Caixinha de Segredos

 

♦ Gabriela Pires Citino

 

Eu não sei vocês, mas na minha visão, certas coisas não funcionam sem as outras, e isso vai das coisas mais simples até as mais complexas. Pensando na cultura brasileira, é uma espécie de anormalidade comer arroz sem feijão, já que um complementa o outro. A mesma coisa acontece em relação ao nosso organismo. Por exemplo, já não é de hoje que ouvimos dizer que o ser humano é uma das espécies mais maravilhosas da natureza, mas o que seria de nós sem o cérebro? A resposta é óbvia: sem essa estranha e curiosa massa cinzenta que fica guardada dentro de nossos crânios, não seríamos nada.

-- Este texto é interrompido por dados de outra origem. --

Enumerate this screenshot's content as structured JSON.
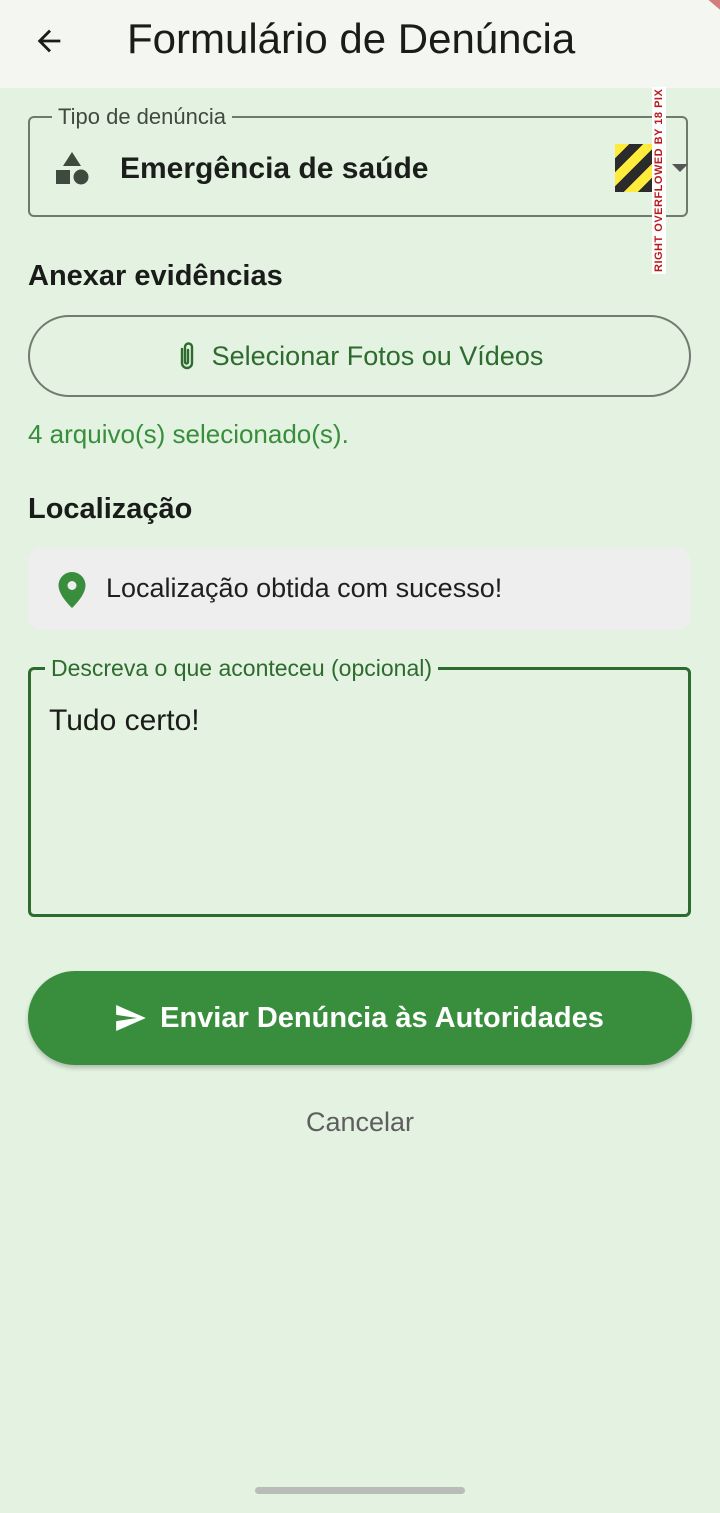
{
  "appbar": {
    "title": "Formulário de Denúncia",
    "back_icon": "arrow-left-icon"
  },
  "report_type": {
    "label": "Tipo de denúncia",
    "value": "Emergência de saúde",
    "icon": "shapes-icon",
    "overflow_warning": "RIGHT OVERFLOWED BY 18 PIX"
  },
  "evidence": {
    "section_title": "Anexar evidências",
    "button_label": "Selecionar Fotos ou Vídeos",
    "button_icon": "paperclip-icon",
    "status": "4 arquivo(s) selecionado(s)."
  },
  "location": {
    "section_title": "Localização",
    "status": "Localização obtida com sucesso!",
    "icon": "location-pin-icon",
    "icon_color": "#388e3c"
  },
  "description": {
    "label": "Descreva o que aconteceu (opcional)",
    "value": "Tudo certo!"
  },
  "actions": {
    "submit_label": "Enviar Denúncia às Autoridades",
    "submit_icon": "send-icon",
    "cancel_label": "Cancelar"
  },
  "colors": {
    "background": "#e3f2e1",
    "primary": "#388e3c",
    "primary_dark": "#2e6b2e"
  }
}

Aliás, sem um cérebro, a reflexão que será trazida nessa crônica não poderia nem ter sido feita, da mesma forma que esse texto não estaria sendo escrito.

Nessa tarde chuvosa de domingo fui surpreendida com um vídeo de aproximadamente 18 minutos em meu Facebook, no qual uma neurologista dava depoimentos sobre seu próprio AVC, (o que foi um tanto quanto irônico, já que, nesse momento, a mesma estudava sobre distúrbios cerebrais, quando acabou sofrendo um). É claro que não consegui assistir atentamente ao vídeo inteiro, mas não porque sou distraída e, sim, porque algumas reflexões sobre cérebros começaram a invadir o meu.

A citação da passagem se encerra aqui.